[OPE-L:5435] Re: Re: commodity capital on the market and the costs of circulation

From: glevy@pratt.edu
Date: Thu Apr 26 2001 - 12:35:05 EDT

Re Allin's [5433]:

> I believe you're muddling levels of abstraction.  Surely constant
> capital and variable capital are jointly exhaustive categories.  
> If "commodity capital on the market" is not variable capital (and 
> surely  it's not) then it's constant.

Let's consider this from a temporal perspective using the 
conceptual device of a period of production. At the end of any
period of production, there are commodities which are offered for
sale on the market. This inventory of unsold commodities
does not represent c or v but _only_ commodity capital. If and
when there is exchange, _then_ the owners of the commodity capital
receive money-capital with which they can _then_ purchase c +
v  to begin the _next_ period of production.  If one views 
a circuit of capital and the different moments in M - C - M'
as an instantaneous and continuous process, then the above is
not obvious. When one views it at various moments of time in the
circuit that includes production and circulation time, then one
can observe the transFORMation of capital, i.e. how capital can 
assume diffewrent forms at different moments in this process.

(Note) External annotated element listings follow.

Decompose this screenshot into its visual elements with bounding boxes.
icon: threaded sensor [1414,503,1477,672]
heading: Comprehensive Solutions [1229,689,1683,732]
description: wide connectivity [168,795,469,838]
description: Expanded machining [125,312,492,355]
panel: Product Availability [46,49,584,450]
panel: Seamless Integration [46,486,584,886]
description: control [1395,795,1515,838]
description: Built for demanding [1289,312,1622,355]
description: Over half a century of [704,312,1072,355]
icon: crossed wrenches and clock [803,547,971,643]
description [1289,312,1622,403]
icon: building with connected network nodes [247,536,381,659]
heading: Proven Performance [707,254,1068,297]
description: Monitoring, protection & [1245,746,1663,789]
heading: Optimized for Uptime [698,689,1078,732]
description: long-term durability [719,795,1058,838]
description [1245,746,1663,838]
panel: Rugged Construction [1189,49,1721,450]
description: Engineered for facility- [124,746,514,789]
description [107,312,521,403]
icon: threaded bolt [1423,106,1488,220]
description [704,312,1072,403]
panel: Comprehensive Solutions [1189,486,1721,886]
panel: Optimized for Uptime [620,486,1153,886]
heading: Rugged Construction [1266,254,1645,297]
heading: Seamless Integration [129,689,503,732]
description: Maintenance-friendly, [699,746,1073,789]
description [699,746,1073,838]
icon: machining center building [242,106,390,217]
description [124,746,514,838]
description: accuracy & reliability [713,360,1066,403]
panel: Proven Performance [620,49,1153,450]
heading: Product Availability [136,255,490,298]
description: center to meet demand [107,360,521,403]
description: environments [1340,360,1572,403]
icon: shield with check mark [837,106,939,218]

So, c and v are only exhaustive categories if we assume that 
circulation time equals zero. If it takes time, then a portion
of the total capital assumes the form of commodity capital.
After sale, then depending on the type of commodity, it can
then become for the buyer either means of consumption or means
of production. If the latter, then it can _then_ take the form
of constant capital. For the seller, the commodity capital 
becomes money and hence profit and the surplus value can _then_ 
be either unproductively consumed or used as money-capital to purchase c and v on the market.